What this does mean however is that Rise of Insanity only includes smooth locomotion (there’s no teleport), with an option to switch on snap rotation if you need it. While it was perfectly comfortable with the standard settings some players may find just having smooth movement a little too nauseating, especially when things start turning dark.
Rise of Insanity is set in a big old house with you playing as Stephen Dowell a doctor of psychology. In terms of gameplay it’s all about looking for items/clues that can help unravel the mystery of a family tragedy, with a few puzzles on route that really aren’t that difficult – find a key to unlock a door, or look for a code to a padlock. Due to the linearity of the experience there’s not a lot of items to actually interact with, and they’re all easy to spot as a hand indicator appears when you’re nearby.
What Rise of Insanity is good at is atmosphere. You spend the majority of the time alone so hearing the rain and wind rattle the windows, or the TV hissing away are classic techniques that work well. Bear in mind that Rise of Insanity has its fair amount of jump scares, some of which are obvious, others less so. They’re the type that do put people off playing these types of horror experiences but they do work great at getting the heart pumping.

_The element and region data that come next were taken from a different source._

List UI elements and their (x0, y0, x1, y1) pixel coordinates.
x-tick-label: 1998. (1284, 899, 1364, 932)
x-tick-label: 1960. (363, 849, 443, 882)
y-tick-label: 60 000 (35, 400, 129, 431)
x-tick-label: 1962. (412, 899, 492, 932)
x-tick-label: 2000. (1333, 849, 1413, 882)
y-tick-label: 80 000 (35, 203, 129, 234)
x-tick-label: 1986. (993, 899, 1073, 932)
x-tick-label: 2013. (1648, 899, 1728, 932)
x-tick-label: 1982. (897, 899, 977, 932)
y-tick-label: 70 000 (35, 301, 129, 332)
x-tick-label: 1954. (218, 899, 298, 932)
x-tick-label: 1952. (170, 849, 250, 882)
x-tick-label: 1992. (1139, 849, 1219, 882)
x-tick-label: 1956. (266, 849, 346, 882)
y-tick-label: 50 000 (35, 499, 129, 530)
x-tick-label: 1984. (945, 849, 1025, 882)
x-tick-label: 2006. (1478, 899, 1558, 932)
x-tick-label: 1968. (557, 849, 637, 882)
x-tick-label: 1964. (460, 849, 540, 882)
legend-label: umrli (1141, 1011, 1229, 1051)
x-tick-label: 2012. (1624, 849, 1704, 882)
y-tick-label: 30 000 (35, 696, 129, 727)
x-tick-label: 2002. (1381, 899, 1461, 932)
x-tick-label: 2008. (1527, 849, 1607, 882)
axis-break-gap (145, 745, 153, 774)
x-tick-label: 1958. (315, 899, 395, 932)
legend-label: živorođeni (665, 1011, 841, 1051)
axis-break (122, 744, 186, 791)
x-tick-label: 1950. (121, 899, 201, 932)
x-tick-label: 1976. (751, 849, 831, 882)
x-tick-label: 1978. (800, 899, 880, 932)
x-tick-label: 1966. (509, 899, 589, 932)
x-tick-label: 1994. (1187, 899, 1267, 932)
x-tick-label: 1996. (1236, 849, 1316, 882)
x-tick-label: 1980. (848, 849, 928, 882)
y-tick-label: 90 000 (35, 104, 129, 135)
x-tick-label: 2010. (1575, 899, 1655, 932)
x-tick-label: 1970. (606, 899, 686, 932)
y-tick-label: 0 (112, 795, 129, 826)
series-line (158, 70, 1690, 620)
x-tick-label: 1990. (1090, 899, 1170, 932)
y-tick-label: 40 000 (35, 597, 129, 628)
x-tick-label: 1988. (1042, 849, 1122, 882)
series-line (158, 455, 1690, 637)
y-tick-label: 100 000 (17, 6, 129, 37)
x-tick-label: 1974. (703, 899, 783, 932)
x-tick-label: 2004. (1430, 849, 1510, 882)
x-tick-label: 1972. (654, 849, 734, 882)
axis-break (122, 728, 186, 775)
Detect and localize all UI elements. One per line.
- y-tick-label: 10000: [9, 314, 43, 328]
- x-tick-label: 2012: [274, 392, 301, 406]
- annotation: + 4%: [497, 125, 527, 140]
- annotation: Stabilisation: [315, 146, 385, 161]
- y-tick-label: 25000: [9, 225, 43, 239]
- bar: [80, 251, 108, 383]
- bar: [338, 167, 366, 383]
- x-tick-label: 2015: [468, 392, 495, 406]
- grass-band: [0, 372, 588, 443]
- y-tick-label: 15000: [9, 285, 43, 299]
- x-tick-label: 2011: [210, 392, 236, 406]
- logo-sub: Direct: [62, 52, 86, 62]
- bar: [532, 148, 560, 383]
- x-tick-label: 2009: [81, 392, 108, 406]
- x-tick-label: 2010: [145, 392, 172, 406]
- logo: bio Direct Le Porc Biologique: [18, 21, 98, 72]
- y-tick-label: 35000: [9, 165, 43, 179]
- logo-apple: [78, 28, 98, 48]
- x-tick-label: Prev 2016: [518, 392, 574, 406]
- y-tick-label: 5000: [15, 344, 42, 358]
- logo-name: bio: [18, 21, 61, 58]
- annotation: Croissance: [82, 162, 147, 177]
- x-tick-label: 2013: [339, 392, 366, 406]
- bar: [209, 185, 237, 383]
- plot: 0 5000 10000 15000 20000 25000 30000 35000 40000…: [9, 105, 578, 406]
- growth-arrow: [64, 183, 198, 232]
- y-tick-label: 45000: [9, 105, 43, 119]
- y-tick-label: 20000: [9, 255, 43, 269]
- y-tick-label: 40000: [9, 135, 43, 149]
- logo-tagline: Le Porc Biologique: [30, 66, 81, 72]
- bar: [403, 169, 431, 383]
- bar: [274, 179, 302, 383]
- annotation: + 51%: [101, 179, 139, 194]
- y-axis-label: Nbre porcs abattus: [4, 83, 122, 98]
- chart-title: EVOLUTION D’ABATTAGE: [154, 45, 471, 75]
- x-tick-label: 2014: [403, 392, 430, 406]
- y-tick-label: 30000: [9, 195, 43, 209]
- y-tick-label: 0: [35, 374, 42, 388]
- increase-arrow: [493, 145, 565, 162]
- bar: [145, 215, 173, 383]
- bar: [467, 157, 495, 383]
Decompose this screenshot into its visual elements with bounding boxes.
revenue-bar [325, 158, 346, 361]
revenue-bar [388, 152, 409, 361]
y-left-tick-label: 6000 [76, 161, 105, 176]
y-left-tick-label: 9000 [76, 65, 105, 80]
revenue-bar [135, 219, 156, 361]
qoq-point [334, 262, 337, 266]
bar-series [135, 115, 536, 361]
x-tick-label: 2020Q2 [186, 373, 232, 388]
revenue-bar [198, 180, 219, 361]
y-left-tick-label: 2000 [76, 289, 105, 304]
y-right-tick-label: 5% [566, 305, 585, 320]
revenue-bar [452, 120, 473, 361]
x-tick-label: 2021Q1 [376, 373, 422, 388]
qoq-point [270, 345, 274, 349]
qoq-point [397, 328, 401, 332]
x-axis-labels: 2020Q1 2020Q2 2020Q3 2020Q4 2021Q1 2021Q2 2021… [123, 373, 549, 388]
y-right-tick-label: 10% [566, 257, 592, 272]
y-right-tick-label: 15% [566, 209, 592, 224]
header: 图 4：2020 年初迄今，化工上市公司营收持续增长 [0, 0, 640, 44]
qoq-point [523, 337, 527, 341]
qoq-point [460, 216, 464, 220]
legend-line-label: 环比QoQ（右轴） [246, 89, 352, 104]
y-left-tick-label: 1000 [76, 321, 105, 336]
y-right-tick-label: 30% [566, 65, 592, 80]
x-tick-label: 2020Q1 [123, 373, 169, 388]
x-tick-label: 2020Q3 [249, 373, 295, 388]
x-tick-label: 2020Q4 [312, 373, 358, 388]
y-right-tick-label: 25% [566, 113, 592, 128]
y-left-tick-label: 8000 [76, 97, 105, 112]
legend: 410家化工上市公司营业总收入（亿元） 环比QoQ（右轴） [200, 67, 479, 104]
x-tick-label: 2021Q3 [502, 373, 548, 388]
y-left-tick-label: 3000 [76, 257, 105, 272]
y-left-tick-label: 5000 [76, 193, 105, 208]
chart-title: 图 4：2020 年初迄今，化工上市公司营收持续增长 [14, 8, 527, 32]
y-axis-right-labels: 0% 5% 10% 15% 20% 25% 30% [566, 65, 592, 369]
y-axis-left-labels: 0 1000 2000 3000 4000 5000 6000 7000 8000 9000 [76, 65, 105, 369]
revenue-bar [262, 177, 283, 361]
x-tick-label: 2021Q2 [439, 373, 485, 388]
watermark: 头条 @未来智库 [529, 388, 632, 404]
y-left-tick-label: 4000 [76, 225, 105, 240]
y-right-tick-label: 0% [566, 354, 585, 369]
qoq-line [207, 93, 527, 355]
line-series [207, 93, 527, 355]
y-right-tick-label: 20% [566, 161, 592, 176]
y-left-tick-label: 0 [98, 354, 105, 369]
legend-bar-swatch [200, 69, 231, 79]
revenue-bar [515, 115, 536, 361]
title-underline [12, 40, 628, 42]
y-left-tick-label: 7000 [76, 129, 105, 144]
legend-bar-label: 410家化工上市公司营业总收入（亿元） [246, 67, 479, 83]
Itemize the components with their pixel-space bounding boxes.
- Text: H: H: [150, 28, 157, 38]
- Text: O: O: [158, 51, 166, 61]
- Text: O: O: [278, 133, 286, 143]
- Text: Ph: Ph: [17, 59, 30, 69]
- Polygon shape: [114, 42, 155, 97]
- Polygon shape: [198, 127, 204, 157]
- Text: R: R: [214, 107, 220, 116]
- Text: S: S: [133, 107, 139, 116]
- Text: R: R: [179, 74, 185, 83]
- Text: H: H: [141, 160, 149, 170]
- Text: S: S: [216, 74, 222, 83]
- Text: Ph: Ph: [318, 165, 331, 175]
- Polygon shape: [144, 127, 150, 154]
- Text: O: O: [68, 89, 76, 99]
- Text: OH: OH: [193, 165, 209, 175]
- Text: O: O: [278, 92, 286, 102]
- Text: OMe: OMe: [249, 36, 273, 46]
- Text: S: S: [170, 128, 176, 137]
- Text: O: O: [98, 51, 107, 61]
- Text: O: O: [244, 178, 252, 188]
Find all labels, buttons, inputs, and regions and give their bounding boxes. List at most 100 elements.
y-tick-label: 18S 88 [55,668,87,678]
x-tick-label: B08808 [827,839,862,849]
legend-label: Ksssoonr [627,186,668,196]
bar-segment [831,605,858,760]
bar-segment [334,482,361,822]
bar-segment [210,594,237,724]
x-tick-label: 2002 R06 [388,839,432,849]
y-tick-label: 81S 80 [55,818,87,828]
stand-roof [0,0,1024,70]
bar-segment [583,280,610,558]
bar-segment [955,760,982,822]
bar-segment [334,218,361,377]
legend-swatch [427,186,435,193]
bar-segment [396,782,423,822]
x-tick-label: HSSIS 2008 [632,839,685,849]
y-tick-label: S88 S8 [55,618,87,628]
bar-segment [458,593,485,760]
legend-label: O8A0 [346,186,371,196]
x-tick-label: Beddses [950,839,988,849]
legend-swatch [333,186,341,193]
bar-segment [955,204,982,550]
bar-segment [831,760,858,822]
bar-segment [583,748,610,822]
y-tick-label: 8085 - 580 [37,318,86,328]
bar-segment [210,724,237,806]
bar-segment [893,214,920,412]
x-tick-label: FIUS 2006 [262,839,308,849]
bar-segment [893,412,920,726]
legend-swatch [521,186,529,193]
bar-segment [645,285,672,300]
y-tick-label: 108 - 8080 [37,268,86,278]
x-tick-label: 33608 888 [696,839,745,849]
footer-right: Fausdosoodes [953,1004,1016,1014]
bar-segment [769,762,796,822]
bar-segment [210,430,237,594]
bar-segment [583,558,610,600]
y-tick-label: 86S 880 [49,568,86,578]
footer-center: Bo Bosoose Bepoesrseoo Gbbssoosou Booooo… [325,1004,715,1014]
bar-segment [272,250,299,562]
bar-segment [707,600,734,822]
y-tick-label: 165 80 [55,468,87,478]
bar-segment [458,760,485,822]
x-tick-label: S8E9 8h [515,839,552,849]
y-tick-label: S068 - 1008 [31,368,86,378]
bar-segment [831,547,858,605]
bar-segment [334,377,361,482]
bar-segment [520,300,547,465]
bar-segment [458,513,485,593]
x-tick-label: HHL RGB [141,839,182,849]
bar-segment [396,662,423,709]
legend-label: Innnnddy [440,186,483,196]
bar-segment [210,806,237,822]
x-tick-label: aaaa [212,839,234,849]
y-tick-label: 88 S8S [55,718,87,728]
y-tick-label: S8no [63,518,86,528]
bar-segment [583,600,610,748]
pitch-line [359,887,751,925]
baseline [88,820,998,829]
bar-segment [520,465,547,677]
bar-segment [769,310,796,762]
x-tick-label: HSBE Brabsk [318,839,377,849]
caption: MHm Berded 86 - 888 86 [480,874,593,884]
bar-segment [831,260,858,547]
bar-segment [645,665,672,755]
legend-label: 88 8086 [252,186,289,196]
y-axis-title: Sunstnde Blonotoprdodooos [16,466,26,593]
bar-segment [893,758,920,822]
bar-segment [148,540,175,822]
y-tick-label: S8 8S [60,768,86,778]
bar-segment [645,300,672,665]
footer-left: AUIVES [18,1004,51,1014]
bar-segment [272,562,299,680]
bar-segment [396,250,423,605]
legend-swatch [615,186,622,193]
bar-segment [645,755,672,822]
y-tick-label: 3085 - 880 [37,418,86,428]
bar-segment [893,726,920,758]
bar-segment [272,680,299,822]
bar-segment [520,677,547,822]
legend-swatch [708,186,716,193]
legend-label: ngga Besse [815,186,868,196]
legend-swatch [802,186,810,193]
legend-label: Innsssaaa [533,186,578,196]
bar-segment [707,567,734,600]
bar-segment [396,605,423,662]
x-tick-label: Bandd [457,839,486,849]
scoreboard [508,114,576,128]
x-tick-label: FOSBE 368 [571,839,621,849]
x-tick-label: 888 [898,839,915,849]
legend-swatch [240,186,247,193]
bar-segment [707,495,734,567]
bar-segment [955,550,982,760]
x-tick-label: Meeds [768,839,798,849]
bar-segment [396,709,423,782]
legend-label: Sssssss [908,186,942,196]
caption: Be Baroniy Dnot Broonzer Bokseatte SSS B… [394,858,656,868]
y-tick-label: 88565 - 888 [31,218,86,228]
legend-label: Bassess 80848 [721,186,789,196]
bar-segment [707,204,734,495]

Looking great in some scenes and rather basic in others, Rise of Insanity is still a solidly put together experience. The storyline, sound effects and voice acting are all of a decent quality, but the English translation on some of the in-game literature needs some work. Difficulty is virtually none existent so it’s a breeze to play through in around two hours. If you’re looking for a short, digestible horror then Rise of Insanity is a sound bet, just watch out for those rubber ducks.